Monday, April 11, 2016

Review: The Hanged Man of St. Pholien by Georges Simenon

When I lived in Neuchatel, Switzerland for a couple of years while in high school, I fell in love with Inspector Maigret and read most of the series in French. My French being worse than dormant in my dotage, I have been pleased to see the release of the Maigret stories for my Kindle and have added several.

Hanged Man was the fourth of the series. Unlike most of the subsequent books, it’s less a police procedural as technically he doesn’t even has a case, and more of a psychological novel resembling his non-Maigret stories. Here, Maigret has been traveling and watching a man senses something peculiar in his behavior. He follows the man who then commits suicide. This leads Maigret to pursue assorted leads in order to understand the motivation behind the man’s suicide. I won’t give away more except to say the book is an interesting examination of guilt.

Maigret is such an interesting character. He can adopt a multitude of persona from the bumbling ignoramus to the brilliant and insightful detective while being compassionate or cruel as the situation demands.

Tuesday, April 05, 2016

Review: Dead Wake by Erik Larsen

Wonderfully told story of the last voyage of the liner Lusitania. It’s no spoiler to reveal that its sinking had profound political effects, especially in the United States. 126 of the passengers killed were Americans.

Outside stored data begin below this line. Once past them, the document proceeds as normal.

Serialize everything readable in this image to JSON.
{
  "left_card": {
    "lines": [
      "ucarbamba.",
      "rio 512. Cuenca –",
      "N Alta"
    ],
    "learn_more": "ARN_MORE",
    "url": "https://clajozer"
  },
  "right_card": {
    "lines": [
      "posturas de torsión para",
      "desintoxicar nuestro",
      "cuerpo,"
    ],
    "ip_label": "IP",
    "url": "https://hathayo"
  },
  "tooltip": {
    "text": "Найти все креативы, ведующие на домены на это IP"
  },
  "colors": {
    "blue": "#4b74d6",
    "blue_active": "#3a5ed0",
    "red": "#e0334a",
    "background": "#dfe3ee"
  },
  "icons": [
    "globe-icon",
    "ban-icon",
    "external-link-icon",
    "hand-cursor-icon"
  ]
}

The ship itself was quite a story. It was a series of hyperboles. It burned 140 tons of coal per day while in port, standing still, just to keep the dynamos going. While at sea it burned 1600 tons per day. This required over 100 stokers per shift to feed the furnaces that kept the boilers going. Coal dust was a ubiquitous problem. “The dust posed its own hazard. In certain concentrations it was highly explosive and raised the possibility of a cataclysm within the ship’s hull. Cunard barred crew members from bringing their own matches on board and provided them instead with safety matches, which ignited only when scraped against a chemically treated surface on the outside of the box. Anyone caught bringing his own matches aboard was to be reported to Captain Turner.”

Captain Turner did not fit the usual Cunard captain mold. He would sooner “bathe in bilge” than interact with passengers whom he described as “a load of bloody monkeys who are constantly chattering.” He preferred dining in his quarters to holding court at the captain’s table in the first-class dining room.

The sinking of the Titanic had had a profound effect on the shipping industry resulting in “boat fever.” More than enough lifeboats were available and Cunard was anxious to protect its sterling reputation of never having lost a passenger due to its own negligence. First- and second-class passengers were issued a new kind of life jacket; third-class continued to be issued the older, cork-filled type. They were to need them.

The United States was still neutral in 1915 but the Germans warned passengers in newspaper ads that they suspected the British ships were carrying munitions and that the passengers were putting themselves in harm’s way by sailing on British ships. (Documents discovered many years later showed it to be true that the Lusitania was carrying munitions.)

That the submarine U-20 was even in the vicinity was accidental. The ship was traveling slower than usual to save coal, running on only three boilers instead of four, Captain Turner was also trying to adjust his speed to arrive at the bar outside Liverpool at high tide to facilitate entry into the harbor, port holes being left open because of the nice weather, the fog lifted leaving a glassy sea and perfect visibility for the Lusitania to be spotted. Everything seemed to be conspiring against her. And we were deprived of some Thackeray drawings. (Readers of the book will learn about that.)